Later that day we spoke to Captain Evison. He talked about the disease – almost as if he were a physician. ‘I can’t afford a surgeon for most of my voyages, so I’ve learned the hard way how to treat them who fall ill.’
‘We need to wait two weeks. If the girls do sicken, then they’ll have a fever then a rash. The rash’ll spread and blisters’ll form. If that happens the girls will be too ill to walk and even talk. That’s when we find out if they live or die. There’s one in three who get it die. And those that survive are often badly scarred.’
I could see he had the scarring himself. ‘Sometimes, the scars are mercifully slight. Sometimes they’re worse.’
As we sailed along the south coast of England, time seemed to slow down. If we felt like that, occupied in our work, how much slower the time must be passing for Lizzie and Bel, when they would fear every twinge of nausea or headache.
‘Could we let them have Sydney for company?’ I asked the Captain. ‘They could teach him some new words?’ He shook his head.

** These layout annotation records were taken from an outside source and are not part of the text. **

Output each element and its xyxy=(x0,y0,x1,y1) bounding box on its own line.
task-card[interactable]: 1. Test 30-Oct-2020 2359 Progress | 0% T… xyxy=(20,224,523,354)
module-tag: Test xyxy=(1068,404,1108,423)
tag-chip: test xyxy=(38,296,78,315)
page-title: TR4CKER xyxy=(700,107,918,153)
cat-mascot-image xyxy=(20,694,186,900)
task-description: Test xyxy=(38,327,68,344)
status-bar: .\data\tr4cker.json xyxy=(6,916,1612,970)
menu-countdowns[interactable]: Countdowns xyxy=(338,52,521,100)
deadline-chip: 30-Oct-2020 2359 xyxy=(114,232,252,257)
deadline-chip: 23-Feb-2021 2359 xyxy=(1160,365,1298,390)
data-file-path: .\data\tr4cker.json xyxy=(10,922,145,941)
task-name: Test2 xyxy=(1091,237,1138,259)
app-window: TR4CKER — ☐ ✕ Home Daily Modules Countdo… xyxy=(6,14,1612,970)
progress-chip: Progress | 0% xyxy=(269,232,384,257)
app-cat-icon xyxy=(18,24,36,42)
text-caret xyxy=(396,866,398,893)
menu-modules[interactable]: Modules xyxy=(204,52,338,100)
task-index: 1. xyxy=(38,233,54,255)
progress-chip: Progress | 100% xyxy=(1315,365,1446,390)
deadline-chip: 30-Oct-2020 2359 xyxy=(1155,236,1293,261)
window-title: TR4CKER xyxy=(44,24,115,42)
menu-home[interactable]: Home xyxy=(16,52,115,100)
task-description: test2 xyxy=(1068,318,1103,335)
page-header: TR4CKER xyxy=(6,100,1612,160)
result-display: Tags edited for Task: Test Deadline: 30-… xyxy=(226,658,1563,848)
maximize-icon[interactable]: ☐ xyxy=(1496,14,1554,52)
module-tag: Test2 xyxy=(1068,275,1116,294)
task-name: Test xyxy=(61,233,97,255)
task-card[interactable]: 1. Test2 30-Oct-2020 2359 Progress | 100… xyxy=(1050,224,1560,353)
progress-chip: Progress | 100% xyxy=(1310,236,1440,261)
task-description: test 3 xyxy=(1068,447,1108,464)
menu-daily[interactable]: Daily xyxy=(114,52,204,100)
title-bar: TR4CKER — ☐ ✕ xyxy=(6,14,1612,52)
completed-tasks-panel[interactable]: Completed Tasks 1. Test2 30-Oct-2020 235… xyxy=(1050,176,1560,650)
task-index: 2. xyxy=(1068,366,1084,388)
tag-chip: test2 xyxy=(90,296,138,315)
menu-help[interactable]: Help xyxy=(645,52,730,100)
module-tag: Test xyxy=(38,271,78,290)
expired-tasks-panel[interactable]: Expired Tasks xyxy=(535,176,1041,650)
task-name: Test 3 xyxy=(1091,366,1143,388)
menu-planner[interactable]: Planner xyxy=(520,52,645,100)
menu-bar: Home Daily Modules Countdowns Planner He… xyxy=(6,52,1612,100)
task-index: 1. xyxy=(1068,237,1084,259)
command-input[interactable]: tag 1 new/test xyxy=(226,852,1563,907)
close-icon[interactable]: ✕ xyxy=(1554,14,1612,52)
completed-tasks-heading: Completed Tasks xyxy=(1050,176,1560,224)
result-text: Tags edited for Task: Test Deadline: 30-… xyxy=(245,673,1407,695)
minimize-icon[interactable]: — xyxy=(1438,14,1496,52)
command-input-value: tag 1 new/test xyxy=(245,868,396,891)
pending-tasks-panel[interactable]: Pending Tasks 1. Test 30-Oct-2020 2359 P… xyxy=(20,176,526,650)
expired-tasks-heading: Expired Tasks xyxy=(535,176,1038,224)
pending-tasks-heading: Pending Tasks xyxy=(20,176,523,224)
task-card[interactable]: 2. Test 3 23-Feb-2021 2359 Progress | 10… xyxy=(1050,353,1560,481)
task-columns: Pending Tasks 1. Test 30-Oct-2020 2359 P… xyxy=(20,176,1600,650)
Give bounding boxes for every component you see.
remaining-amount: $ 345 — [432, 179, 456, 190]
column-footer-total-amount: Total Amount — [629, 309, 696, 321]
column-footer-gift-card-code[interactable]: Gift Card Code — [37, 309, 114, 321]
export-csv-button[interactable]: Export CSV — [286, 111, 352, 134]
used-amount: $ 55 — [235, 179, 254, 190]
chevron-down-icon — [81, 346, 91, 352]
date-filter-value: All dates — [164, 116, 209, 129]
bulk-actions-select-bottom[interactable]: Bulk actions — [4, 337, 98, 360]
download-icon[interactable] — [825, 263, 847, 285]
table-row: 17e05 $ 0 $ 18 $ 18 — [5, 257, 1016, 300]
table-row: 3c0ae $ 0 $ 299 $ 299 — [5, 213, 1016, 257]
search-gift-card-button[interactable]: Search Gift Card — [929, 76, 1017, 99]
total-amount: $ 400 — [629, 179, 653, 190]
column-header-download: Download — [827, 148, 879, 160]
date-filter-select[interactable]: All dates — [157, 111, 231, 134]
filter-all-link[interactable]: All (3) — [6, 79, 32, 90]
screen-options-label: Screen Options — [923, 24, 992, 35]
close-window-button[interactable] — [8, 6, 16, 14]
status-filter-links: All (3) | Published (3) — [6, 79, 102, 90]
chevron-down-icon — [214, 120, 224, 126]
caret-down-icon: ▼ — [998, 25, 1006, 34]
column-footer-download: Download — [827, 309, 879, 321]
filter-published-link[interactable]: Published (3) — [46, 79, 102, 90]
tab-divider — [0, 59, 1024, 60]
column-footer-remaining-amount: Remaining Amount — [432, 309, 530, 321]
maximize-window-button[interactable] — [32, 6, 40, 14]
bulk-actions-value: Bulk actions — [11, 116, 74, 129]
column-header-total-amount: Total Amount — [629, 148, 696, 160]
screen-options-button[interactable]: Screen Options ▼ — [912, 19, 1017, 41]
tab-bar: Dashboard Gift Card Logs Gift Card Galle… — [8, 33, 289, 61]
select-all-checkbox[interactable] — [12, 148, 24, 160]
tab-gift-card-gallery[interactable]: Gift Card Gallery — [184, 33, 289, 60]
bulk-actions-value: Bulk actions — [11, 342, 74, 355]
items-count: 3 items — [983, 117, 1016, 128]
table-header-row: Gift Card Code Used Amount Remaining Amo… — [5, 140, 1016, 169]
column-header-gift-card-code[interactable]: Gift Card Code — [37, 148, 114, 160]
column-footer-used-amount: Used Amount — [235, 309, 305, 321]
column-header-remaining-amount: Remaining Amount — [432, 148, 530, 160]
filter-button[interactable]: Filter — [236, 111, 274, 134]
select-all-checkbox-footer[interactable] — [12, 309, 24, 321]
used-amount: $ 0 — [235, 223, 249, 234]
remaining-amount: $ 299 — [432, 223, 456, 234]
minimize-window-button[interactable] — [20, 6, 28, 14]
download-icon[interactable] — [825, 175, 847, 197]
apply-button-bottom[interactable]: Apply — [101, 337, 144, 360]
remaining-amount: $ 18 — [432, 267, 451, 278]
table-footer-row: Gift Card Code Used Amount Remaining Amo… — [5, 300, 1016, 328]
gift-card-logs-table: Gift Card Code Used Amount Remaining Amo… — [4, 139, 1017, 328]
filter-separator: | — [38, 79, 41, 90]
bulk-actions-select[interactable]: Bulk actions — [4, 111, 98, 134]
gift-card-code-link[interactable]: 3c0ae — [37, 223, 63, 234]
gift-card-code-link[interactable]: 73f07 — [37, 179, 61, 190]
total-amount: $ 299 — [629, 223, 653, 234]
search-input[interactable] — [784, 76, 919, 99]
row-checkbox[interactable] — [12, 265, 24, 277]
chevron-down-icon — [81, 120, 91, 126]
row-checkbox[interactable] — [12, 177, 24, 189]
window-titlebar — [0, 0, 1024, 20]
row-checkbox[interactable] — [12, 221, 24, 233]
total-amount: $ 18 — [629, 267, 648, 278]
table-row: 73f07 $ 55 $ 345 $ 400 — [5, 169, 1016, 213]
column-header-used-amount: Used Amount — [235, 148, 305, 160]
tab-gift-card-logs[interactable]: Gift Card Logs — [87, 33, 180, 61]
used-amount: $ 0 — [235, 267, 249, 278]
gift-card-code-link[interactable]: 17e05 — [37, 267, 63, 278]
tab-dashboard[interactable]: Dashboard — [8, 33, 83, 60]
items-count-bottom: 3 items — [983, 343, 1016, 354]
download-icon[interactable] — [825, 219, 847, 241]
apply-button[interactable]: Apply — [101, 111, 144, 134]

‘Mrs Evison has got enough on her plate without having to clean up after that bird. And if the girls do get ill, the creature’s squawking will only add to their torment.’
We visited when Mrs Evison allowed, but standing at a safe distance while she stood by the door did not make for flowing conversation. The girls were now sunk in deep lethargy. ‘I never realised how long you could sleep during the day,’ said Bel. ‘Yesterday I slept for most of the morning and half the afternoon and then most of the night. Now I’ve woken with a crushing headache.’
A tight little knot twisted in my stomach. ‘You need some fresh air,’ I thought, but it seemed such impractical advice I said nothing at all.
CHAPTER 9
Quarantined
Next day
Mrs Evison opened the door a crack when we came. I could tell at once from the look on her face that something had happened. ‘The girls have taken bad,’ she whispered. ‘Both of them have a fever. Don’t come back until the Captain tells you it’s safe.’
Richard and I both went to sit at the fo’c’sle. ‘Could be anything,’ he said. ‘Could be some of the swill they’ve had to eat.’ We had not taken on fresh supplies since Cape Town.
‘Then let us pray that’s what ails them – that and lack of fresh air and exercise.’
The Captain kept us informed. ‘It’s smallpox for sure. Mrs Evison and I have seen enough cases to know.’
First there was the raging fever. Then came the rash. Then both girls hovered in and out of consciousness. Then came the boils.
‘But don’t give up hope, boys,’ said Evison. ‘I’ve seen this illness at its worst. It’s not flat black pox, and it’s not the haemorrhagic pox, thank the Lord. Both of them are guaranteed to kill.’
‘What the hell are those?’ said Richard. I didn’t want to know.
Evison explained. ‘The first turns the skin black, then it’s shed, like a snake or lizard. The other one’s even worse. Black blood oozes from every orifice.’
We gave him two more letters. ‘Keep them, lads,’ said Evison. ‘The girls can’t even understand simple conversation right now.’
‘Can anything be done to ease their suffering?’ asked Richard.
‘Mrs Evison is doing everything she can,’ said the Captain. ‘She’s sponging them down with wet towels, and treating them with the steam inhalation when they are conscious and lucid. We have boracic lotion for the eyes and borax for the mouth, to lessen the effects of the blisters in those tender regions.’